A coronary atherectomy is a minimally invasive procedure similar to a coronary angioplasty, except that in an atherectomy your surgeon uses a special cutting device at the end of a catheter to remove plaque buildup from artery walls. The procedure is sometimes used along with balloon angioplasty.
What Conditions Does Coronary Atherectomy Treat?
A coronary atherectomy removes blockages from coronary (heart) arteries and improves blood flow to your heart. It helps relieve symptoms of coronary heart disease and helps prevent heart attacks. Atherectomy is sometimes used to remove plaque buildup after coronary artery bypass graft surgery and to treat peripheral arterial disease (PAD).
What to Expect
Learn what happens during an atherectomy and the recovery time.
You will remain awake during the procedure. However, you will be given a mild sedative to help you relax and an injection to numb the puncture site. Your surgeon inserts a catheter (thin, flexible tube) into an artery in your groin, leg, or arm. The catheter is threaded through your blood vessels into your blocked artery.

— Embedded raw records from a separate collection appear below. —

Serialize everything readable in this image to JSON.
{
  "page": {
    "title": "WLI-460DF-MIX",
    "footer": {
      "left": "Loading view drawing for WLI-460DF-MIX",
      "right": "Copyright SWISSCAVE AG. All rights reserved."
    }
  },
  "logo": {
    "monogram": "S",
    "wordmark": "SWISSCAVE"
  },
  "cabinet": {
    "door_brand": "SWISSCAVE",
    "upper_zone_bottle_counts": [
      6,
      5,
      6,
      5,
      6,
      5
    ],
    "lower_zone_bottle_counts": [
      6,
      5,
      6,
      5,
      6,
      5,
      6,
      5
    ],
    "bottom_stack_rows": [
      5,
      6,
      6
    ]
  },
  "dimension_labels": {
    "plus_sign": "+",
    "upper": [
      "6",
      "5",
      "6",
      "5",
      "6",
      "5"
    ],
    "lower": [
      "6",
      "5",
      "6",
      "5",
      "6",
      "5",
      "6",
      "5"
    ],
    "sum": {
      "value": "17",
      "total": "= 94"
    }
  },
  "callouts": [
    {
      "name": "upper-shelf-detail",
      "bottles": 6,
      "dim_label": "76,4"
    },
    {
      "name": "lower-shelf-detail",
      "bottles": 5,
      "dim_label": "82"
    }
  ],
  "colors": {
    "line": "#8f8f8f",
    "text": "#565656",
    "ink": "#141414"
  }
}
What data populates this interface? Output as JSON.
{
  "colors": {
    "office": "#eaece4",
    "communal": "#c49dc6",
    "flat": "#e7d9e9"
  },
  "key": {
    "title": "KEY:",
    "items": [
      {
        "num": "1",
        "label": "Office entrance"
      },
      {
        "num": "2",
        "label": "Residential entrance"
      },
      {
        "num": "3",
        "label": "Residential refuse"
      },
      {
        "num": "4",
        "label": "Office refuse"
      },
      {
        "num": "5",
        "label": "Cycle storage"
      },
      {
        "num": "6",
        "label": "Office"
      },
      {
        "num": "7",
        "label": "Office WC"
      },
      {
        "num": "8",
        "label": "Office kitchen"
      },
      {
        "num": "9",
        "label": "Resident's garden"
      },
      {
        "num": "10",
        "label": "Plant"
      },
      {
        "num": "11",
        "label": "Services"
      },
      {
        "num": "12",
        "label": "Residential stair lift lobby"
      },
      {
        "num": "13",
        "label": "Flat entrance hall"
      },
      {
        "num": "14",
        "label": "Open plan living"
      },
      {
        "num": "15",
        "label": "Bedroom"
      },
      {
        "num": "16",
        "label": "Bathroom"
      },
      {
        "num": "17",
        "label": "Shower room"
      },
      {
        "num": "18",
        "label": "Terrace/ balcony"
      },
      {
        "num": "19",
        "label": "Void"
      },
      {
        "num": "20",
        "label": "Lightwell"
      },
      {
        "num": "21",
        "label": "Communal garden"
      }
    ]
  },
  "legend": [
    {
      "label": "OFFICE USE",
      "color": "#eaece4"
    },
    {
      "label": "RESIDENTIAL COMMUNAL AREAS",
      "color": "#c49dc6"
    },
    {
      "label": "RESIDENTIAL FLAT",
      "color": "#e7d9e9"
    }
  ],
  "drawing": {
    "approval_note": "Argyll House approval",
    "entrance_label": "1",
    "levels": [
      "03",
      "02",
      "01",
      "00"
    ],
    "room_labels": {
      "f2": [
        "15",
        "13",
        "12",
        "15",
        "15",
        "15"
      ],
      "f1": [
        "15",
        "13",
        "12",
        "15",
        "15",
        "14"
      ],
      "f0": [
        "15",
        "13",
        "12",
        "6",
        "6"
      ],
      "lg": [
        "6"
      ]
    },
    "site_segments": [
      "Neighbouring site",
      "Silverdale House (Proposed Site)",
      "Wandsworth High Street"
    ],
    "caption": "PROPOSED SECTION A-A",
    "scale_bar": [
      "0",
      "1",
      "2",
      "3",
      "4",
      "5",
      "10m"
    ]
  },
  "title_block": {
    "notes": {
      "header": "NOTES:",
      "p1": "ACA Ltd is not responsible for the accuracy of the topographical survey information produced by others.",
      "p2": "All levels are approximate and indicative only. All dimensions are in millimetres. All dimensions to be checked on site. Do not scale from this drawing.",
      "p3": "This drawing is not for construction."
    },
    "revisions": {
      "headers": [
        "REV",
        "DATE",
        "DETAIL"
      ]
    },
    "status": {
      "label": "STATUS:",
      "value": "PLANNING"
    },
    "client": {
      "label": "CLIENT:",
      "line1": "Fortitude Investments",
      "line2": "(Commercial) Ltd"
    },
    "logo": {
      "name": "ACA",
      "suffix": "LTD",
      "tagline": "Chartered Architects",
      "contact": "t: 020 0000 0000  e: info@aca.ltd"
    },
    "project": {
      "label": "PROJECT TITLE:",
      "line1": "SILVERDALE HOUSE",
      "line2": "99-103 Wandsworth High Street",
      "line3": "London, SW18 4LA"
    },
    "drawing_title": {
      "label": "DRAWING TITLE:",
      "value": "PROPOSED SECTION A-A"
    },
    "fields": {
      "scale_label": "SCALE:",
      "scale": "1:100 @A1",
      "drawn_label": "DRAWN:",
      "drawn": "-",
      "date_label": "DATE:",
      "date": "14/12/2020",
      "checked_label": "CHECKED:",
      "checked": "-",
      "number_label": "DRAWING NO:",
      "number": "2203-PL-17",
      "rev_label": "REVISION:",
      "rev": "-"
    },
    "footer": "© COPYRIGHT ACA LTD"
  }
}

A cutting device attached to the tip of the catheter is used to grind up or remove the plaque.
After the procedure, you will be moved to the Coronary Care Unit to be monitored. The average hospital stay for an atherectomy is 1-2 days. After several days, you may be able to resume exercise and driving.
Your doctor will prescribe medication to help prevent blood clots from forming and will discuss a recovery plan with you, including a healthy diet, exercise, and other lifestyle changes.